I have some questions about the functoriality of (co)limits in $\infty$-categories, say in the framework of Lurie's Higher Topos Theory. From the general stuff about Kan-extensions (HTT 4.3.2.6) follows that taking the colimit gives a functor $\operatorname{Map}(\mathcal{C}, \mathcal{D}) \to \operatorname{Map}(\mathcal{C}^\rhd, \mathcal{D})$. But it seems to me that what one actually wants is something stronger that also takes into account maps between the diagram categories. More precisely my questions are as follows:
Where this came up is the following situation: I have two functors $f, f' \colon \mathcal I \to \mathcal J$ between (small) ordinary categories, a natural transformation $\eta \colon f \Rightarrow f'$, and a diagram $D \colon \mathcal J \to \mathcal C$ in a cocomplete $\infty$-category $\mathcal C$. Is then $f'_* \circ (D \circ \eta)_*$ homotopic to $f_*$ as maps $\operatorname{colim}_{\mathcal I} (D \circ f) \to \operatorname{colim}_{\mathcal J} D$?

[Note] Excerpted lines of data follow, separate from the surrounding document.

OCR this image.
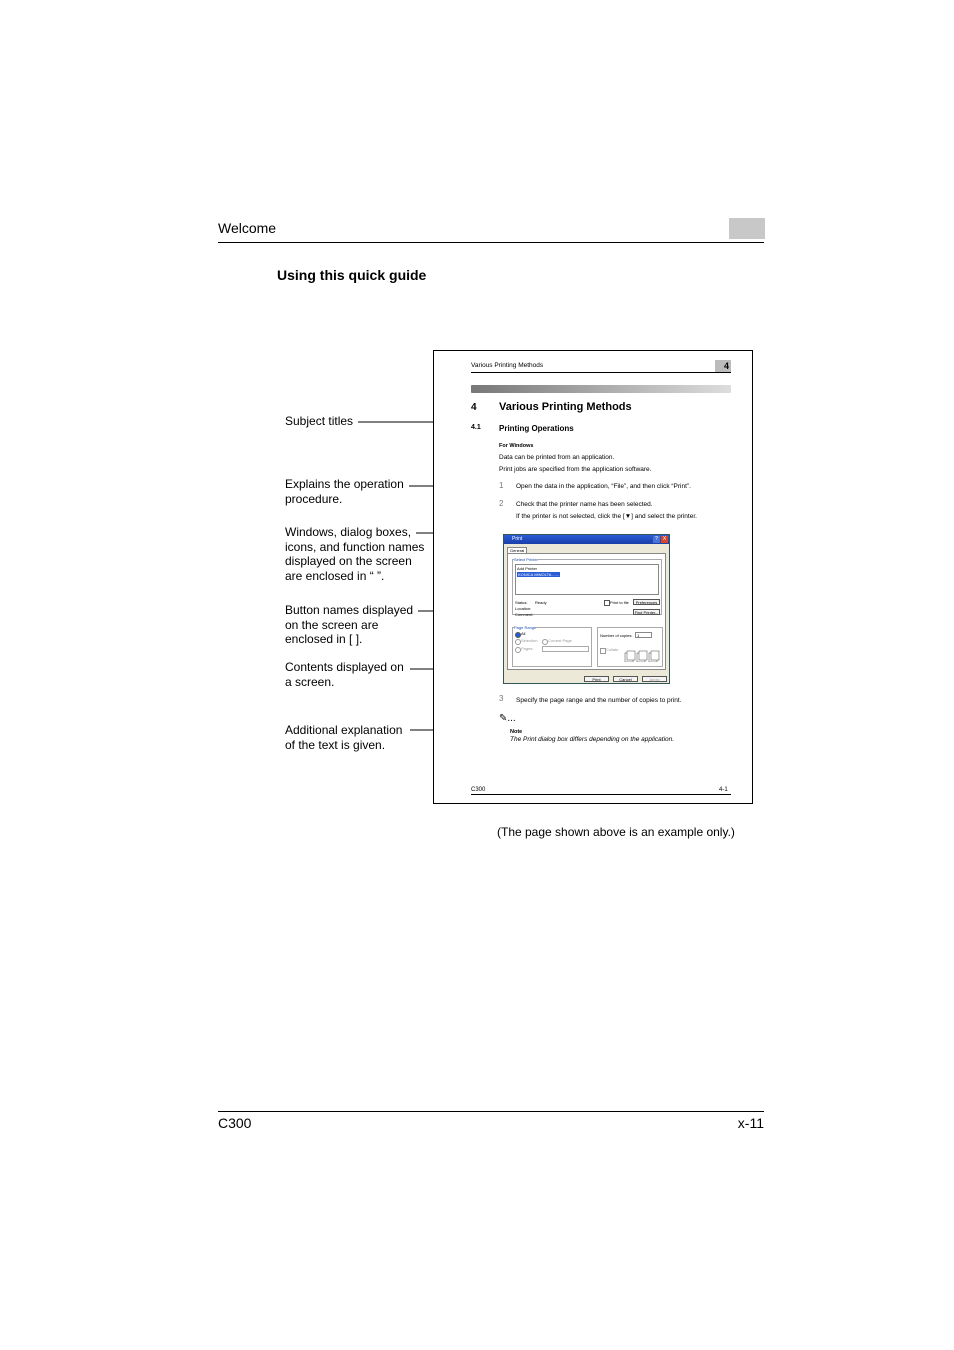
Welcome
Using this quick guide
Subject titles
Explains the operation
procedure.
Windows, dialog boxes,
icons, and function names
displayed on the screen
are enclosed in “ ”.
Button names displayed
on the screen are
enclosed in [ ].
Contents displayed on
a screen.
Additional explanation
of the text is given.
Various Printing Methods	4
4 Various Printing Methods
4.1 Printing Operations
For Windows
Data can be printed from an application.
Print jobs are specified from the application software.
1 Open the data in the application, “File”, and then click “Print”.
2 Check that the printer name has been selected.
If the printer is not selected, click the [▼] and select the printer.
Print	? X
General
Select Printer
Add Printer
KONICA MINOLTA ......
Status: Ready
Location:
Comment:
Print to file	Preferences
Find Printer...
Page Range
All
Selection	Current Page
Pages:
Number of copies:	1
Collate
Print	Cancel	Apply
3 Specify the page range and the number of copies to print.
✎...
Note
The Print dialog box differs depending on the application.
C300	4-1
(The page shown above is an example only.)
C300	x-11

The above seems like it should be a small part of a much more general statement. Namely that there is a functor $(\mathbf{Cat}_\infty)_{/\mathcal{C}} \to \mathcal{C}$ given by taking the colimit (or something more sophisticated also taking into account the cones), where we consider $\mathbf{Cat}_\infty$ as an $(\infty, 2)$-category such that $(\mathbf{Cat}_\infty)_{/\mathcal{C}}$ becomes an $(\infty, 1)$-category (here we probably need to be a little careful in which direction the 2-cells are pointing, which should depend on whether we are looking at colimits or limits).
Do these statements make sense and if so, are they true? Furthermore, are they implied by statements in HTT? I tried to look through the book, but the only thing I found that relates to these questions is 4.2.2.7 and I don't see how to extract statements as above from this.
EDIT: As noted by Dylan Wilson in the comments 2. is part of a paper by Mazel-Gee. However, I don't see how that version of the statement implies 1. since it seems to me that the diagram corresponding to 1. does not commute in Mazel-Gee's $\mathcal Lax(\mathcal C)$ which is the domain of the global colimit functor for $\mathcal C$ constructed there.